Fixing the issue with "Statement unreachable"
Steven Schveighoffer
schveiguy at gmail.com
Thu Apr 30 19:21:23 UTC 2020
On 4/30/20 2:25 PM, matheus wrote:
> On Thursday, 30 April 2020 at 14:29:27 UTC, Steven Schveighoffer wrote:
>> On 4/30/20 10:02 AM, matheus wrote:
>>> ...
>>> // WHILE BELOW GIVES THE ERROR: https://d.godbolt.org/z/8rNdjJ
>>> import std.stdio;
>>> bool test(){
>>> static if(cond){
>>> return true;
>>> }
>>> return false;
>>> }
>>>
>>> enum bool cond = true;
>>> bool func();
>>>
>>> void main(string[ ] args) {
>>> writeln(test());
>>> }
>>>
>>> As you can see, when you explicitly define a return inside a static
>>> if, the compiler emits the warning.
>>
>> Right, the first would still include the return false as generated
>> code, this is not in dispute.
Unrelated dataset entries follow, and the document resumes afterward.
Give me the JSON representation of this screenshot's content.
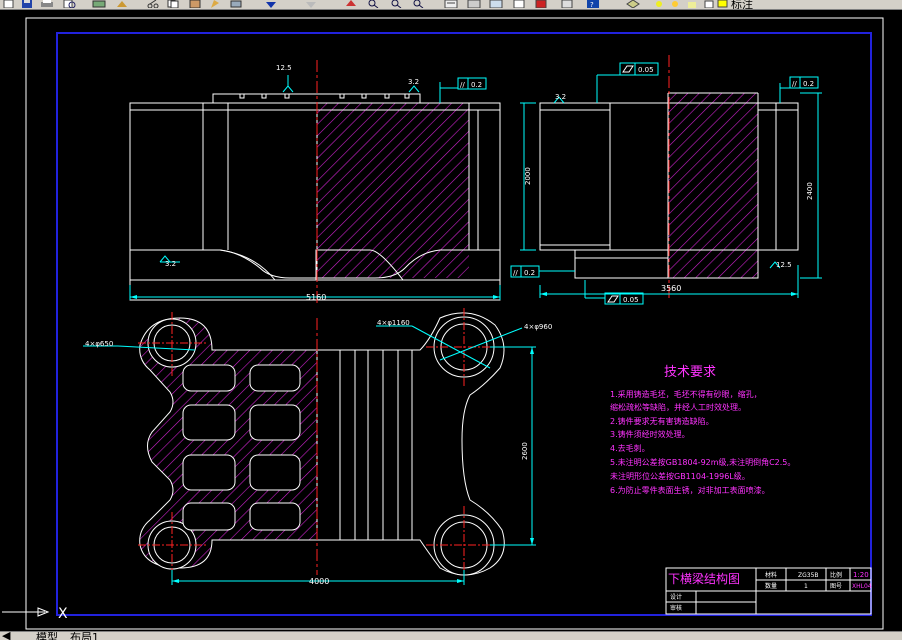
{
  "toolbar": {
    "layer_name": "标注",
    "buttons": [
      "save-icon",
      "print-icon",
      "preview-icon",
      "plot-icon",
      "cut-icon",
      "copy-icon",
      "paste-icon",
      "match-icon",
      "undo-icon",
      "redo-icon",
      "pan-icon",
      "zoom-realtime-icon",
      "zoom-window-icon",
      "zoom-previous-icon",
      "properties-icon",
      "design-center-icon",
      "tool-palette-icon",
      "markup-icon",
      "help-icon",
      "layer-manager-icon",
      "layer-state-icon"
    ]
  },
  "drawing": {
    "front_view": {
      "roughness_top_left": "12.5",
      "roughness_top_right": "3.2",
      "parallelism": "0.2",
      "roughness_bottom": "3.2",
      "width_dim": "5160"
    },
    "side_view": {
      "flatness_top": "0.05",
      "parallelism": "0.2",
      "roughness_left": "3.2",
      "height_left": "2000",
      "height_right": "2400",
      "parallelism_bottom": "0.2",
      "roughness_right": "12.5",
      "flatness_bottom": "0.05",
      "width_dim": "3560"
    },
    "plan_view": {
      "hole_small": "4×φ650",
      "hole_mid": "4×φ1160",
      "hole_large": "4×φ960",
      "height_dim": "2600",
      "width_dim": "4000"
    },
    "tech_requirements": {
      "title": "技术要求",
      "lines": [
        "1.采用铸造毛坯，毛坯不得有砂眼，缩孔，",
        "  缩松疏松等缺陷，并经人工时效处理。",
        "2.铸件要求无有害铸造缺陷。",
        "3.铸件须经时效处理。",
        "4.去毛刺。",
        "5.未注明公差按GB1804-92m级,未注明倒角C2.5。",
        "未注明形位公差按GB1104-1996L级。",
        "6.为防止零件表面生锈，对非加工表面喷漆。"
      ]
    },
    "title_block": {
      "part_name": "下横梁结构图",
      "material_label": "材料",
      "material_value": "ZG35B",
      "scale_label": "比例",
      "scale_value": "1:20",
      "qty_label": "数量",
      "qty_value": "1",
      "drawing_no_label": "图号",
      "drawing_no_value": "XHL04",
      "design_label": "设计",
      "review_label": "审核"
    }
  },
  "tabs": {
    "model": "模型",
    "layout": "布局1"
  },
  "ucs": {
    "x_axis": "X"
  },
  "colors": {
    "background": "#000000",
    "border": "#2222dd",
    "outline": "#ffffff",
    "hatch": "#cc22cc",
    "dimension": "#00ffff",
    "centerline": "#ff2222",
    "text_magenta": "#ff33ff"
  }
}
And in fact, in your case, I would say
>> the error is legitimate (that line is not reachable).
>
> Yes I got what you mean, and I would agree with that logic too, except
> that while this gives a warning:
>
> bool test(){
> static if(cond){
> return true;
> }
> return false;
> }
>
> Just adding "else" to the code above will make it work normally:
>
> bool test(){
> static if(cond){
> return true;
> }else
> return false;
> }
>
> This is a bit weird for me, I really thought the compiler would be smart
> enough to handle this.
So what is happening is that the static if is literally including or
trimming out the code based on the boolean.
It's as if you wrote:
bool test() {
// static if(cond) { => included for cond == true
return true;
// }
return false;
}
which the "linter" or whatever generates the warning looks at and says
it's no good, because it looks like 2 sequential return statements.
What it really should do is simply remove the second return and shut up ;)
>
> If I was doing a benchmark between functions I'd like to do:
>
> void func(){
> static if(TryDoSomethingA){
> doSomethingA();
> return;
> }
> doSomethingB();
> }
>
> But to make this work I'll need to add an extra "else", which I hate and
> I always try to avoid in my code.
There is one possibility, which is only valid for static conditionals:
void func() {
static if(cond)
return;
else: // note the colon
return; // note the indentation
}
Basically, it's saying, do everything else in this scope, but don't make
me indent. It could be a simple way to fix the problem. I think Andrei
suggested this in the bug report quoted before. Essentially, the
compiler could insert an else: whenever it encounters a static if
without an else, where all paths exit the outer scope for that compilation.
But the compiler should be smart enough to just not report errors in
these cases.
>
> Well my background is C and maybe there is a reason for the use of
> "else" with "static if".
Yes, if you consider the AST rewriting that static if does, it makes
sense, because the linter doesn't know how the AST came about.